As I made my way to the Royal Albert Hall last night to tick off yet another challenge on my Brighter Life List, I started thinking not about just how lucky I am to be reaching the finish line, but about all the people that are about to get started.
It is a cruel fact of life that as one of us walks out of those hospital doors occupied with thoughts of a new normal, someone is walking in. I guess that’s why those doors are revolving!
I was reminded of this fact not because I was about to enjoy a rare evening out, but because I had been fiddling with my travelcard wallet. I appreciate it’s not usually an object to inspire such thinking, but this wallet is no ordinary wallet. Tucked inside are quotes and messages sent to me over the years by my amazing dad. He always knows how to make me smile even though he is miles away.

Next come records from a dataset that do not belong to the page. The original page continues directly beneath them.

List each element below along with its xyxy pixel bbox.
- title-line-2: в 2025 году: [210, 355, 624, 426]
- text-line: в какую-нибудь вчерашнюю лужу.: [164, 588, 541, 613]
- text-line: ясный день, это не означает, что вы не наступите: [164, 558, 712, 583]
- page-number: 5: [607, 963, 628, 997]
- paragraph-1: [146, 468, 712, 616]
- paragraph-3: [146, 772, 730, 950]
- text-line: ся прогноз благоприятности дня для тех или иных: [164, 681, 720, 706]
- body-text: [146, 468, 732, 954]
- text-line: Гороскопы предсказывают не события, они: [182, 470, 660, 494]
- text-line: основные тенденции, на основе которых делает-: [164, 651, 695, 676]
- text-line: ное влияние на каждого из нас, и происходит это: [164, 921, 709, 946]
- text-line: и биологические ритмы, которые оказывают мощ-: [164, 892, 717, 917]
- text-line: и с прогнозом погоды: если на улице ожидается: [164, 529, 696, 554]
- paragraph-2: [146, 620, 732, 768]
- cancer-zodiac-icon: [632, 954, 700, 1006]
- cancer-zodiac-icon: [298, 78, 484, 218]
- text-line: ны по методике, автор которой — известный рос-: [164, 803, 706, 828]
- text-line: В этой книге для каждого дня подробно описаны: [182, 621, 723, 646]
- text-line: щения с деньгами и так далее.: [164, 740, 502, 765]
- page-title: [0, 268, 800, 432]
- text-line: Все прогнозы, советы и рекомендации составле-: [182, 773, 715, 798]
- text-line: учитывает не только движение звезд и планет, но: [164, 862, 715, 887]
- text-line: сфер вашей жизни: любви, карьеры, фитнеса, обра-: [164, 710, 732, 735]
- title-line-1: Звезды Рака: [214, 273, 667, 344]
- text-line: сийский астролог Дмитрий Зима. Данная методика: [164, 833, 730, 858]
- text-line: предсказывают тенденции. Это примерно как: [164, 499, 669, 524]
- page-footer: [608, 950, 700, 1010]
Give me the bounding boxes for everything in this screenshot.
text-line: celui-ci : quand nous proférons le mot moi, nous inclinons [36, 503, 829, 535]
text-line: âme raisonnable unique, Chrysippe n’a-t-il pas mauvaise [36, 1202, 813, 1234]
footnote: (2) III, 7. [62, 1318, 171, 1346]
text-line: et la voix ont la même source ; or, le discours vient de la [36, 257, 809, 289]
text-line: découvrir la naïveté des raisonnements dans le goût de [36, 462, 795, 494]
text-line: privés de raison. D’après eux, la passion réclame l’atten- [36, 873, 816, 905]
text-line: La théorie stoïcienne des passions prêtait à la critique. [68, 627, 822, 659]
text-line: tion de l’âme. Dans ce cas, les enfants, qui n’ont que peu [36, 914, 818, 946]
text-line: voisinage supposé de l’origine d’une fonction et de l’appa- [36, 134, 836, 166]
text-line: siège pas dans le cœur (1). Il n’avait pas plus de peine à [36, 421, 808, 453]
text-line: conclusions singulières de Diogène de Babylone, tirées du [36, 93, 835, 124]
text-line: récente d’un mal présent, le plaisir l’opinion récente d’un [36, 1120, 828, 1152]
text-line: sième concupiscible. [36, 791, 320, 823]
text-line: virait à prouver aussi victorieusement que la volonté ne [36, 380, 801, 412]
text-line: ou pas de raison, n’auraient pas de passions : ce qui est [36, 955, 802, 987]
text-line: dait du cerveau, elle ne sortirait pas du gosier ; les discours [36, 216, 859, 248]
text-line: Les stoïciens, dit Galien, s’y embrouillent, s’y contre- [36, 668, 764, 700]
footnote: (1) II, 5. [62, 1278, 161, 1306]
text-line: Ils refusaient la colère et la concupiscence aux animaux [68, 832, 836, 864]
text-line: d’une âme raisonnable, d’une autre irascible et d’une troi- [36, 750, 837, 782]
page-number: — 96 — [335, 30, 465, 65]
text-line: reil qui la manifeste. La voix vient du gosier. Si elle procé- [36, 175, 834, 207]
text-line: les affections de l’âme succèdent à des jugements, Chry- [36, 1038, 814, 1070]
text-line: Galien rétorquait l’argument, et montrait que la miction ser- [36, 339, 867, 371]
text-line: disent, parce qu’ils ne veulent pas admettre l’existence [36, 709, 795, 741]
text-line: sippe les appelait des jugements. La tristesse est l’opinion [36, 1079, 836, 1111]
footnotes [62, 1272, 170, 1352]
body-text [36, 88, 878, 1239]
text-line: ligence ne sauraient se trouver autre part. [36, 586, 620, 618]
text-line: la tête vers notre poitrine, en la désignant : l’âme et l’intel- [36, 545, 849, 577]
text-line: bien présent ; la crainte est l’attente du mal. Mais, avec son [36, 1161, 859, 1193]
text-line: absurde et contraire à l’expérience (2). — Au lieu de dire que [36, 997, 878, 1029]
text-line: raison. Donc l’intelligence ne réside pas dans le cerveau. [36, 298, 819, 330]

Aside from the occasional loaded highlighter markings that accompanied my bank statements when he used to send them to me at university, I have treasured each one of my dad’s clippings and motivational post-it notes.
So, I’d like to share one with you today. It’s not profound. It’s not Booker Prize prose. It looks like a tatty scrap of paper because it has been travelling with me for years. But it makes me smile every time I read it.
This is for everyone facing up to challenges in their life – cancer or no cancer. Life is hard and, smiling when you’re faced with the biggest challenges it can throw at you makes it even harder. But, life can also be beautiful too.
‘Smiling is infectious, you catch it like the flu,
When someone smiled at me today, I started smiling too.
I passed around the corner and someone saw my grin,
When he smiled, I realised I’d passed it on to him.
I thought about that smile then I realised its worth –
A single smile just like mine could travel round the earth.
So, if you feel a smile begin, don’t leave it undetected,
Let’s start an epidemic quick, and get the world infected.’
Now that’s one epidemic of which I want to be a part!
I have been reading a bit of the Dalai Lama of late in my attempt to find out more about theories of happiness. I love what he says about suffering and the fact that, if we spend our lives trying to find ways to remove it, we will be hit harder when it finds its way in. Because guaranteed, it will always find its way in. He believes that if we accept the inevitability of human suffering, we will be happier. I do believe that, and I also believe that happiness and suffering do not sit at either end of life’s colourful and challenging spectrum.
Whatever you are facing, think not of the day the suffering will end, but of all the ways you can smile your way through it today. It often feels hard to find happiness, but trust me, there is more than enough of it to go around!
I’m smiling, and I have a date with a linear accelerator (only three left to go)!